Having this in mind, CareEpilepsy Ethiopia organized a National Epilepsy Week, which was the first of its kind in Ethiopia.  It was a joint initiative, prompted by CareEpilepsy, between CareEpilepsy Ethiopia and the Federal Ministry of Health.  This event was led by the Youth for Epilepsy Ethiopia (age group 15-24 years old) project, which consists of different groups of youth, originating from different backgrounds, that join together to do all they can to help the victims of epilepsy all over Ethiopia. Using younger and fresher minds, CareEpilepsy ETHIOPIA is able to find more fun and creative ways of creating awareness.

The National Epilepsy Week was an educational event as well as a fun and exciting way to create awareness about epilepsy, teach the correct recovery position, connect with people with epilepsy, provide information on living positively and healthily for people living with epilepsy.

The Federal Ministry of Health called a press conference at their offices on 13th May 2016.  The speakers were Dr Mahlet Kifle (Director General, Office of the Minister), Dr Tedla W.Giorgis (Mental Health Advisor) and Enat Yewnetu (Founder and CEO of CareEpilepsy).
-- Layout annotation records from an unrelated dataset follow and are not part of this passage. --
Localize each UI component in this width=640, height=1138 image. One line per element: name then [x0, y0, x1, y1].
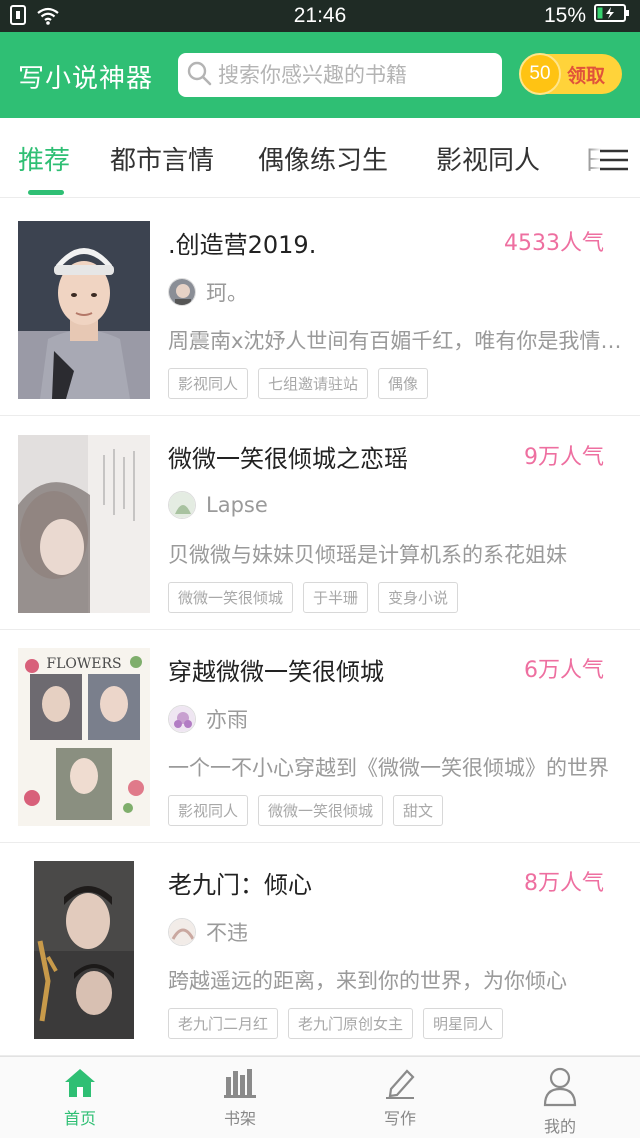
- book-tag[interactable]: 七组邀请驻站: [258, 368, 369, 399]
- cover-text: FLOWERS: [46, 656, 121, 672]
- book-title: 穿越微微一笑很倾城: [168, 658, 384, 686]
- book-tags: 微微一笑很倾城 于半珊 变身小说: [168, 582, 459, 613]
- book-popularity: 9万人气: [524, 445, 604, 470]
- author-name: 亦雨: [206, 708, 248, 732]
- book-popularity: 8万人气: [524, 871, 604, 896]
- pen-icon: [350, 1067, 450, 1099]
- profile-icon: [510, 1067, 610, 1107]
- tab-idol-trainee[interactable]: 偶像练习生: [258, 140, 388, 177]
- avatar: [168, 491, 196, 519]
- tab-recommend[interactable]: 推荐: [18, 140, 70, 177]
- book-list-item[interactable]: .创造营2019. 4533人气 珂。 周震南x沈妤人世间有百媚千红，唯有你是我…: [0, 203, 640, 416]
- home-icon: [30, 1067, 130, 1099]
- tab-film-fanfic[interactable]: 影视同人: [436, 140, 540, 177]
- avatar: [168, 705, 196, 733]
- book-cover-image[interactable]: FLOWERS: [18, 648, 150, 826]
- avatar: [168, 918, 196, 946]
- book-cover-image[interactable]: [18, 221, 150, 399]
- book-tag[interactable]: 偶像: [378, 368, 429, 399]
- app-header: 写小说神器 50 领取: [0, 32, 640, 118]
- battery-percent: 15%: [543, 4, 586, 27]
- nav-write[interactable]: 写作: [350, 1067, 450, 1129]
- reward-claim-button[interactable]: 50 领取: [519, 53, 622, 95]
- book-tag[interactable]: 微微一笑很倾城: [168, 582, 294, 613]
- book-description: 贝微微与妹妹贝倾瑶是计算机系的系花姐妹: [168, 543, 567, 567]
- book-author[interactable]: 亦雨: [168, 704, 248, 734]
- nav-profile-label: 我的: [543, 1117, 576, 1136]
- nav-bookshelf-label: 书架: [223, 1109, 256, 1128]
- book-tags: 影视同人 七组邀请驻站 偶像: [168, 368, 429, 399]
- book-popularity: 4533人气: [504, 231, 604, 256]
- book-author[interactable]: Lapse: [168, 491, 268, 519]
- nav-bookshelf[interactable]: 书架: [190, 1067, 290, 1129]
- app-title: 写小说神器: [18, 64, 154, 94]
- book-author[interactable]: 不违: [168, 917, 248, 947]
- tab-urban-romance[interactable]: 都市言情: [110, 140, 214, 177]
- book-tag[interactable]: 微微一笑很倾城: [258, 795, 384, 826]
- author-name: 不违: [206, 921, 248, 945]
- book-tag[interactable]: 影视同人: [168, 795, 249, 826]
- book-tags: 老九门二月红 老九门原创女主 明星同人: [168, 1008, 504, 1039]
- coin-icon: 50: [519, 53, 561, 95]
- active-tab-indicator: [28, 190, 64, 195]
- book-list-item[interactable]: 微微一笑很倾城之恋瑶 9万人气 Lapse 贝微微与妹妹贝倾瑶是计算机系的系花姐…: [0, 417, 640, 630]
- bookshelf-icon: [190, 1067, 290, 1099]
- book-cover-image[interactable]: [34, 861, 134, 1039]
- book-title: 老九门：倾心: [168, 871, 312, 899]
- book-tag[interactable]: 老九门原创女主: [288, 1008, 414, 1039]
- book-tag[interactable]: 变身小说: [378, 582, 459, 613]
- book-description: 一个一不小心穿越到《微微一笑很倾城》的世界: [168, 756, 609, 780]
- battery-charging-icon: [594, 4, 630, 28]
- author-name: 珂。: [206, 281, 248, 305]
- book-popularity: 6万人气: [524, 658, 604, 683]
- book-description: 跨越遥远的距离，来到你的世界，为你倾心: [168, 969, 567, 993]
- status-icons-right: 15%: [544, 4, 630, 28]
- book-list-item[interactable]: 老九门：倾心 8万人气 不违 跨越遥远的距离，来到你的世界，为你倾心 老九门二月…: [0, 843, 640, 1056]
- book-title: .创造营2019.: [168, 231, 317, 259]
- reward-label: 领取: [567, 64, 606, 87]
- book-cover-image[interactable]: [18, 435, 150, 613]
- book-tag[interactable]: 老九门二月红: [168, 1008, 279, 1039]
- nav-profile[interactable]: 我的: [510, 1067, 610, 1137]
- search-bar[interactable]: [178, 53, 502, 97]
- search-icon: [186, 60, 212, 90]
- category-tabs: 推荐 都市言情 偶像练习生 影视同人 日: [0, 118, 640, 198]
- book-list-item[interactable]: FLOWERS 穿越微微一笑很倾城 6万人气 亦雨 一个一不小心穿越到《微微一笑…: [0, 630, 640, 843]
- bottom-nav: 首页 书架 写作 我的: [0, 1056, 640, 1138]
- nav-home-label: 首页: [63, 1109, 96, 1128]
- book-tag[interactable]: 甜文: [393, 795, 444, 826]
- menu-icon[interactable]: [598, 148, 630, 172]
- book-tag[interactable]: 影视同人: [168, 368, 249, 399]
- avatar: [168, 278, 196, 306]
- book-tag[interactable]: 于半珊: [303, 582, 369, 613]
- search-input[interactable]: [218, 63, 488, 87]
- book-title: 微微一笑很倾城之恋瑶: [168, 445, 408, 473]
- author-name: Lapse: [206, 493, 268, 517]
- book-description: 周震南x沈妤人世间有百媚千红，唯有你是我情之所钟: [168, 329, 622, 353]
- book-author[interactable]: 珂。: [168, 277, 248, 307]
- nav-write-label: 写作: [383, 1109, 416, 1128]
- book-tags: 影视同人 微微一笑很倾城 甜文: [168, 795, 444, 826]
- book-tag[interactable]: 明星同人: [423, 1008, 504, 1039]
- nav-home[interactable]: 首页: [30, 1067, 130, 1129]
- status-bar: 21:46 15%: [0, 0, 640, 32]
During the week, radio adverts and the theme song were played during the week and on the day of the walk.

Regions covered by the event

Ethiopia consists of nine regions and two chartered cities, Addis Ababa and Dire Dawa. CareEpilepsy is very active in Addis Ababa and has visited four of the nine regions. They have shown genuine interest and asked for help. Each of the regions visited was given help, planning advice, and advertising material. This year’s event was held in Addis Ababa. Next year, the event will be held in one of the regions.

Addis Ababa – The walk (22nd May 2016)

Over 300 people joined the walk in Addis Ababa to highlight the need for improved epilepsy services in Ethiopia. CareEpilepsy erected booths along the route supplying shade, refreshment, and information.
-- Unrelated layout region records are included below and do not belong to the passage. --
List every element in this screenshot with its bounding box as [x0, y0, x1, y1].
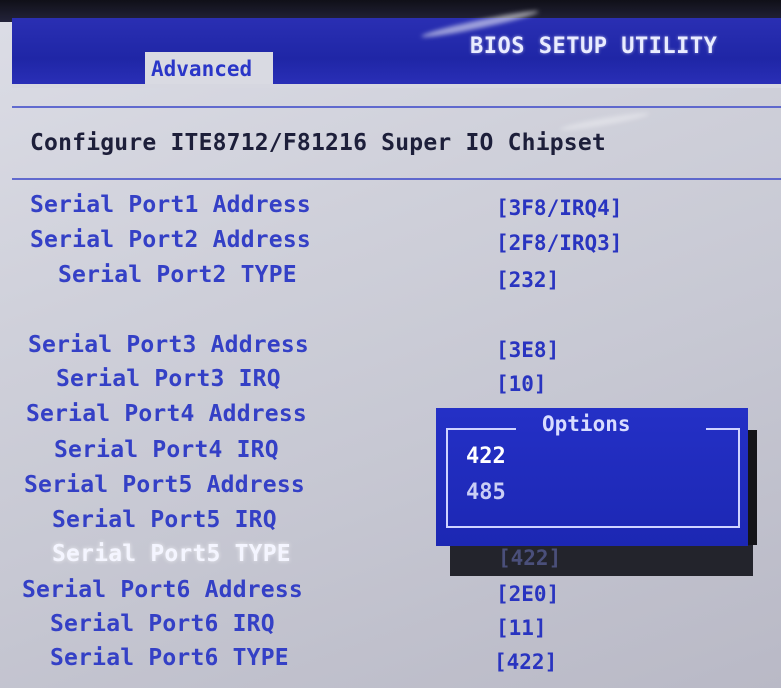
setting-value-serial-port5-type[interactable]: [422]	[498, 546, 561, 570]
setting-value-serial-port6-irq[interactable]: [11]	[496, 616, 547, 640]
setting-label-serial-port2-type[interactable]: Serial Port2 TYPE	[58, 262, 297, 288]
setting-value-serial-port3-address[interactable]: [3E8]	[496, 338, 559, 362]
option-422[interactable]: 422	[466, 444, 506, 469]
options-popup-title: Options	[542, 412, 631, 436]
setting-value-serial-port2-address[interactable]: [2F8/IRQ3]	[496, 231, 622, 255]
setting-label-serial-port3-irq[interactable]: Serial Port3 IRQ	[56, 366, 281, 392]
setting-value-serial-port6-type[interactable]: [422]	[494, 650, 557, 674]
setting-label-serial-port5-address[interactable]: Serial Port5 Address	[24, 472, 305, 498]
tab-advanced[interactable]: Advanced	[145, 52, 273, 86]
header-divider-top	[12, 106, 781, 108]
setting-label-serial-port5-irq[interactable]: Serial Port5 IRQ	[52, 507, 277, 533]
setting-label-serial-port6-address[interactable]: Serial Port6 Address	[22, 577, 303, 603]
app-title: BIOS SETUP UTILITY	[470, 34, 718, 59]
header-divider-bottom	[12, 178, 781, 180]
setting-value-serial-port1-address[interactable]: [3F8/IRQ4]	[496, 196, 622, 220]
tab-underline	[12, 84, 781, 88]
setting-label-serial-port6-type[interactable]: Serial Port6 TYPE	[50, 645, 289, 671]
setting-label-serial-port6-irq[interactable]: Serial Port6 IRQ	[50, 611, 275, 637]
bios-screen: BIOS SETUP UTILITY Advanced Configure IT…	[0, 0, 781, 688]
setting-value-serial-port6-address[interactable]: [2E0]	[496, 582, 559, 606]
setting-label-serial-port5-type[interactable]: Serial Port5 TYPE	[52, 541, 291, 567]
setting-value-serial-port3-irq[interactable]: [10]	[496, 372, 547, 396]
options-popup-frame-top-left	[446, 428, 516, 430]
setting-value-serial-port2-type[interactable]: [232]	[496, 268, 559, 292]
options-popup-frame	[446, 428, 740, 528]
section-heading: Configure ITE8712/F81216 Super IO Chipse…	[30, 130, 606, 156]
setting-label-serial-port4-address[interactable]: Serial Port4 Address	[26, 401, 307, 427]
options-popup-frame-top-right	[706, 428, 740, 430]
setting-label-serial-port1-address[interactable]: Serial Port1 Address	[30, 192, 311, 218]
setting-label-serial-port2-address[interactable]: Serial Port2 Address	[30, 227, 311, 253]
setting-label-serial-port3-address[interactable]: Serial Port3 Address	[28, 332, 309, 358]
setting-label-serial-port4-irq[interactable]: Serial Port4 IRQ	[54, 437, 279, 463]
option-485[interactable]: 485	[466, 480, 506, 505]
Zemene Yohannes, CareEpilepsy’s Media and Communication Advisor was Master of Ceremonies for the day. Dr. Tedla W.Giorgis, Mental Health Advisor to the Ministry of Health gave the opening speech and committed to support our programme. Dr Abenet Tafese, Consultant Neurologist also spoke about epilepsy and the effects of epilepsy on a person’s quality of life.  He also highlighted the need for epilepsy specialist clinicians and nurses to provide the service. Following this, Enat Yewnetu, CEO/Founder explained the vision and mission of CareEpilepsy and the reasons for the event.

A dozen or so professional actors enacted a 20-minute drama imitating a seizure, and showing the correct First Aid response. Importantly, they showed how to put someone into the recovery position. This drama brought a great response from the walkers and onlookers.

Tigray

We gained the active participation of some of the regional governments, and this section focuses on the work done in Mekele, the capital of Tigray region, located about 800 kilometers north of Addis Ababa. Ayder hospital in Mekele was heavily involved in the National Epilepsy Week programme, led by Professor Kinfe.  Leaflets, in Amharic and Tigrinya, were distributed and Professor Kinfe manned a phone-in on successive days on Radio FM 102.2, a station covering the entire region. He answered questions from the public and provided helpful information on epilepsy.

Tigray’s regional health office has welcomed CareEpilepsy with open arms, and is interested in discussing the possibility of collaboration/partnership with our projects.

Oromia

Jimma University is very supportive of our work and the event was positively accepted and financially supported. Information leaflets in Amharic and Oromo were sent out to the region to be distributed in the university, the hospital and in all health centres.